The BOTTOM-UP defragmentation process triggers when a full B-tree index page is about to split. It is a localized and immediate maintenance operation that cleans up outdated index entries.

The VACUUM operation is a page-by-page maintenance process that deletes dead tuples in the table heap and marks outdated index entries for removal. The VACUUM is triggered manually while the AUTOVACUUM is triggered on a schedule. The space from deleting dead tuples is not returned to the operator system; it is marked as free internally for new tuples in the same table heap. A table heap's size is reduced by relocating its data to a smaller set of disk pages, which requires blocking all transactions. The VACUUM mantains the table heap under the MVCC conditions, mantaining concurrent access during UPDATE operations.

The VACUUM FULL command removes dead tuples by replacing the old table heap with a new one with only live tuples. It includes a REINDEX for the index, rebuilding it using the live tuples from the new table heap.

The VACUUM operation uses the transaction IDs to determine the visibility state of a tuple. Every transaction is assigned a unique XID, which is assigned to the XMIN property of the new tuples it creates and the XMAX property of any tuples it updates or deletes. The VACUUM sets its cleanup cutoff point based on the XID of the oldest currently active transaction. It will remove tuples with an XMAX value lower than the XID, as they are no longer visible to any ongoing transactions.

Accessing Index and Table Heap Statistics with Extensions and System Catalogs

The pgstattuple extension provides functions that reveal low-level details about the database's physical storage. It returns properties like bloat and unused space, which are invisible to high-level commands like SELECT. It's included in the PostgreSQL, but must be first activated with the CREATE EXTENSION command.

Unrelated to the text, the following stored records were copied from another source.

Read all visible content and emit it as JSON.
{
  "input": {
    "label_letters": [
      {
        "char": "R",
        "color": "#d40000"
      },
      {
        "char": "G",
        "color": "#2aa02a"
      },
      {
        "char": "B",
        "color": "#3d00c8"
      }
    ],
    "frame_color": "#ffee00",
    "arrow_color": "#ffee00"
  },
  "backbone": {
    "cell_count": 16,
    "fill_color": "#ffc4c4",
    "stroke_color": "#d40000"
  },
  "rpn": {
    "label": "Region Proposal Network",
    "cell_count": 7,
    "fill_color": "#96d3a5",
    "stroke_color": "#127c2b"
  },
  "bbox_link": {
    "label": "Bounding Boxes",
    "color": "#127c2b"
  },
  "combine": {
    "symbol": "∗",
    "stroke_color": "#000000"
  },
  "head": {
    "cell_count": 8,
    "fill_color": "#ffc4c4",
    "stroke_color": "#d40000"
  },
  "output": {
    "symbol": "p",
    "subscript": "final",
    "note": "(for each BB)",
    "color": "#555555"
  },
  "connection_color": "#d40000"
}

The pgstattuple() function analyzes the physical layout of its table heap:

table_len: The total size of the table in bytes, including the empty and unassigned space. tuple_count/tuple_percent: The number of all tuples (both live and dead) and the percentage of the table's space they occupy. dead_tuple_count/dead_tuple_percent: The number of dead tuples and the percentage of the table's space they occupy. free_space/free_percent: The amount of empty space on the table's pages, measured in bytes, and the percentage of reusable space in the table's total disk space.

These functions provide a low-level view of tuples and index entries by accessing their physical location within the database.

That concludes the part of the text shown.